On 19 July 2023, more than two months after his party won the largest number of seats in the general election, Move Forward Party’s prime ministerial candidate Pita Limjaroenrat lost his second and likely last shot at becoming prime minister.

In a double-barrelled onslaught, the Constitutional Court suspended him from duties as a member of parliament just as parliament began debating whether to allow his renomination for prime minister. Unsurprisingly, the parliamentary vote — which included the junta-appointed senate — went against Pita. While it could be argued that these events were foreseeable and that Pita’s fate was sealed long before last Wednesday, they did shift Thailand’s political landscape to further empower conservative actors.

The 2017 constitution, designed by the military junta that directly ruled the country from the 2014 coup until the 2019 election, was written specifically to prevent elected politicians from obtaining power without at least the tacit approval of the conservative coup group and their supporters.
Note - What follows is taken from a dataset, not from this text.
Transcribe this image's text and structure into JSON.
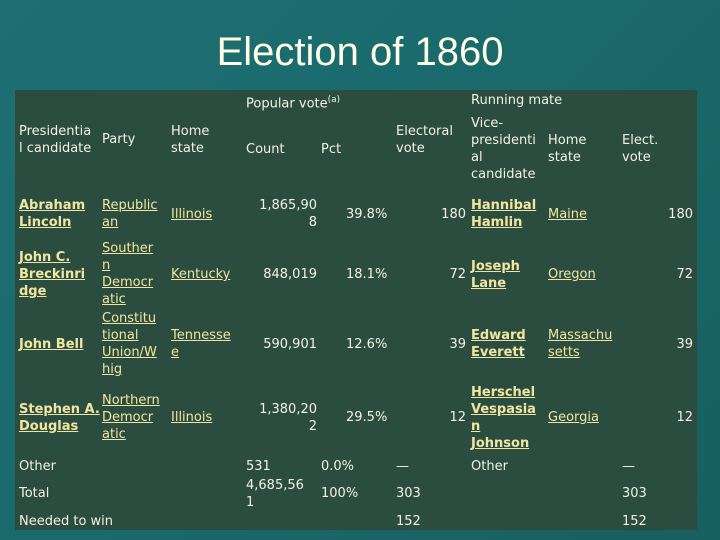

The junta-appointed senate’s role in voting for the prime minister raises the majority threshold from 251 seats in the 500-seat elected House of Representatives to 376 seats in the combined 750-seat parliament. This effectively gives the senate veto power over any prime ministerial candidate.

But parliament did not vote on Pita’s candidacy on 19 July. Instead, the opposition raised a parliamentary rule that prohibits the resubmission of a rejected motion within the same parliamentary session. They argued that since parliament had already rejected Pita on 13 July, he could not be renominated. After eight hours of tense debate, including Pita’s dramatic exit from parliament after the Constitutional Court ruling, the vote fell largely along coalition lines with 395 parliamentarians opposing his renomination and 312 supporting it. Most opposing votes came from the senate.

This sets a troubling, potentially unconstitutional, precedent. The next prime ministerial vote has been postponed (again) as parliament waits for the Constitutional Court to weigh in. If the decision stands, it means that any prime ministerial candidate has only one shot at establishing a government. The implications of this are multi-fold.

One implication is that the decision increases the stakes of submitting a prime ministerial candidate’s name for a vote, with no second chance to carry out negotiations or horse-trading after gauging support for the candidate. As constitutional rules limit potential prime ministerial candidates to those who have been pre-nominated by parties that won at least 25 seats in parliament, there are now only three potential names eligible in the coalition formerly led by Move Forward, all of whom are from the Pheu Thai party.